La formule est intriguante, puisque les principes ont été si bien distingués au préalable. Il y a là une forme de "pointe", à laquelle la métaphore donne sa vigueur. On notera d'ailleurs que cette pointe est marquée par la présence d'une homéotéleute, qui sert de clausule au passage. Surtout, elle pose la question de la nature du discours que Gorgias est en train de tenir. L'aboutissement du procédé revient peut-être à ce qu'en dit Robert Wardy: "[it] will lead us to realise that Gorgias himself is operating on us as, if not just as, incantation work on those the sorcerer wants to bewitch"341. Mais c'est en fait le pur logos rhétorique qui agit!

Nous allons revenir sur la composition formelle de ce passage, pour l'éclairer avec notre concept d'"unités". De manière générale, on notera pour l'heure que Gorgias, en usant de formules marquantes, apparaît semblable aux Sirènes ou aux Muses qui, nous l'avons vu, intégraient dans leur discours un certain type de formules, anaphoriques en l'occurrence. Le charme résidait précisément dans la forme que l'énoncé revêtait.

A ce titre, on aurait tort d'accorder trop de poids à la revendication d'un pouvoir magique de la part d'un rhéteur. On n'oubliera pas que la rhétorique se définit avant tout comme technique (ce qu'est aussi la magie, en somme). En vérité, le savoir "magique" prêté aux Sophistes est surtout développé dans les récits biographiques ultérieurs. Dans les légendes qui entourent des rhéteurs comme Empédocle342 ou Antiphon, les deux auteurs sont décrits comme des thaumaturges, des orateurs capables de guérir par leurs paroles ou capables d'ensorceler un public.
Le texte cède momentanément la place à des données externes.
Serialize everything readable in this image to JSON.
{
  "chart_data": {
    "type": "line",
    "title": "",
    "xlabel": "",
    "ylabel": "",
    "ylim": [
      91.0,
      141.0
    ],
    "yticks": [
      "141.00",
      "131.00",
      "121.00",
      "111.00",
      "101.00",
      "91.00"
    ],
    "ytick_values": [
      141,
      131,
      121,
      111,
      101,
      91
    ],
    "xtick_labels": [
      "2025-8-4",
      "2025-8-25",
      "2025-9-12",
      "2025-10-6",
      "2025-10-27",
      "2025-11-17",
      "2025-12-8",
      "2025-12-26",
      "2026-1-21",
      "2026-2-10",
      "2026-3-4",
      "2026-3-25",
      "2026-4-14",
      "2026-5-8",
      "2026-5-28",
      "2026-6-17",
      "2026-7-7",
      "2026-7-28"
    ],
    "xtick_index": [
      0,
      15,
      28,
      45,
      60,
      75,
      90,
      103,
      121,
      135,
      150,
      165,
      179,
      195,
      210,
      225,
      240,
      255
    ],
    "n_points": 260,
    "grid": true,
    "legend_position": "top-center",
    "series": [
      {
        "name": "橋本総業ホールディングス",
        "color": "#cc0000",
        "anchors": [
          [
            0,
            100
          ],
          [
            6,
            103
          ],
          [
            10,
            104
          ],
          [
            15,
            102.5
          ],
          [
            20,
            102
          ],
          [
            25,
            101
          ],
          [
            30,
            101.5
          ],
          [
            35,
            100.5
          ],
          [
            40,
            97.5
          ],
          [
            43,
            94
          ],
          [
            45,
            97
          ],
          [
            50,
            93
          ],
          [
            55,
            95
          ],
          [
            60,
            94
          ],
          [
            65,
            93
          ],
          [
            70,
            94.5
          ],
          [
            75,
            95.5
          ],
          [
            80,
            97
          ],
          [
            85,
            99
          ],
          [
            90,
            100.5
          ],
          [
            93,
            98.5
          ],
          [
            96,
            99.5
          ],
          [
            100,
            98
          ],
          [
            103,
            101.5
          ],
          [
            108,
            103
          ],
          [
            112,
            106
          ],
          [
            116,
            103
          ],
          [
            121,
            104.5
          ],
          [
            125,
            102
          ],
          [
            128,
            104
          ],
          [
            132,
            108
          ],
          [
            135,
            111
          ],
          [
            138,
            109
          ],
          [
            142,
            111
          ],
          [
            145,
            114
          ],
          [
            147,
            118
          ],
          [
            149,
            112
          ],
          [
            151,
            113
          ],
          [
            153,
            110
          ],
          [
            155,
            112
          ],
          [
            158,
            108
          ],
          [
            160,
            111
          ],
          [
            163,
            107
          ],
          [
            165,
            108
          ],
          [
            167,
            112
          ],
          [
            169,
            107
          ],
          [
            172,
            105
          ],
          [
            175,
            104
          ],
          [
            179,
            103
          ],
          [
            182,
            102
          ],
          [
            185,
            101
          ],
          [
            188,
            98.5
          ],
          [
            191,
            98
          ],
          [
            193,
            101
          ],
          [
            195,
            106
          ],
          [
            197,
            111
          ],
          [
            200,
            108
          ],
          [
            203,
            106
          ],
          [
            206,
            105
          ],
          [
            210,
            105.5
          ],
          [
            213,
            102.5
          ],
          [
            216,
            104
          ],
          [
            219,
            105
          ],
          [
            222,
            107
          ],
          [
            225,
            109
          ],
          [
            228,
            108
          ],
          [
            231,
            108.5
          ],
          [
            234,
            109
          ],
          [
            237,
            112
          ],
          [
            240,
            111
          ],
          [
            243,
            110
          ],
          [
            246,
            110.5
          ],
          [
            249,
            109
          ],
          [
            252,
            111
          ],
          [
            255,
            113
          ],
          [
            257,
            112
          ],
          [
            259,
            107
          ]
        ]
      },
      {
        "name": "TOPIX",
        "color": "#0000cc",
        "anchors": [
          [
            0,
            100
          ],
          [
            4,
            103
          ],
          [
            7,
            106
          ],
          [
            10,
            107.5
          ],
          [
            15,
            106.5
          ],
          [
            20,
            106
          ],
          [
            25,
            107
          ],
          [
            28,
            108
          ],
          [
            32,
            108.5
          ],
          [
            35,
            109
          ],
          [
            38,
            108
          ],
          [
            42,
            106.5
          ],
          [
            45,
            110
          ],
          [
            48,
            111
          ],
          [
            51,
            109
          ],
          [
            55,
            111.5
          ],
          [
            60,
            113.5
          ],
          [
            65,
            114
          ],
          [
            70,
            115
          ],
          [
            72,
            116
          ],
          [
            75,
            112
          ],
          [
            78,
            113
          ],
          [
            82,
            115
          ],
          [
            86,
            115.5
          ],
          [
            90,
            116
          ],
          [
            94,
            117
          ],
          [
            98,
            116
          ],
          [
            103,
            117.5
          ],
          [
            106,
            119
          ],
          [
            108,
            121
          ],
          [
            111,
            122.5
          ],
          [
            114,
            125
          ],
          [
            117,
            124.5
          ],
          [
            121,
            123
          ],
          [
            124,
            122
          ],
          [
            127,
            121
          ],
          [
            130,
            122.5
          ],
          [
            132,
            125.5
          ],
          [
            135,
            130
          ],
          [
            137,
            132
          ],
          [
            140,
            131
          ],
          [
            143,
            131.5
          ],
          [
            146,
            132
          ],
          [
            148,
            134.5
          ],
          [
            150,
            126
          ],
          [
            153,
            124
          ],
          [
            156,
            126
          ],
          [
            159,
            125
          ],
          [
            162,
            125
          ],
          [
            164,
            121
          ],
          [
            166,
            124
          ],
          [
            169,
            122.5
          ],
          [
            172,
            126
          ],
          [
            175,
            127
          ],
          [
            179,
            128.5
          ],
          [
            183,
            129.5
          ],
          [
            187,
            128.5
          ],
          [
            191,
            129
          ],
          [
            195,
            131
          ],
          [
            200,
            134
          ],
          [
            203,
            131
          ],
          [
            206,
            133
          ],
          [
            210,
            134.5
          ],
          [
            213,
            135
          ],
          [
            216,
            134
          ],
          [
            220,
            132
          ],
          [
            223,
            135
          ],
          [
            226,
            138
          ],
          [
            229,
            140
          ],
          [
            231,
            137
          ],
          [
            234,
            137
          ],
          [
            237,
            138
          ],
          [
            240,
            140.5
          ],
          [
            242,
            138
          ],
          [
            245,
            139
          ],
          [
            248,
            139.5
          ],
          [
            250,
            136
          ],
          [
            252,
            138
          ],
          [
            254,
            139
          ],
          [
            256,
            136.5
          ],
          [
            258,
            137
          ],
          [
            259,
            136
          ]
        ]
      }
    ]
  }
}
Une tradition rapportée par Diogène Laërce, et qui transite par deux autres témoins, décrit Empédocle comme un enchanteur: "Satyros rapporte que Gorgias dit avoir vu lui-même Empédocle se livrer à des incantations (goêteuonti)."343 Quant à Antiphon, aux dires de Philostrate, il avait assuré ses auditeurs qu'il les guérirait de tous leurs maux en répondant à leurs questions344.

Ces témoignages sont tardifs mais on voit par ailleurs qu'ils s'attachent aux premiers maîtres de la rhétorique. Prenant pour argent comptant les revendications de Gorgias, ils associent les premiers Sophistes à des magiciens et font d'eux les créateurs d'une discipline devenue entre temps pragmatique et institutionnelle. Un passage de Lucien exprime avec humour cette ambiguïté du langage des Sophistes, dans Les philosophes à l'encan (25): Chrysippe argumente sur la nature du corps de son acheteur, et transforme ce dernier en pierre par la seule vertu d'un syllogisme.

En vérité, la comparaison de la rhétorique avec la magie nous incite surtout à observer les moyens qu'elle met en œuvre pour être efficace, le développement technique qui accompagne les débuts de la rhétorique. Encore une fois, nous ne discuterons pas ici en détail la genèse de la rhétorique. Mais de la même manière que nous avons tenté de relativiser la notion de magie attachée à la parole efficace, nous aimerions mettre au jour les données concrètes qui ont pu contribuer à rendre un type de langage plus efficace qu'un autre.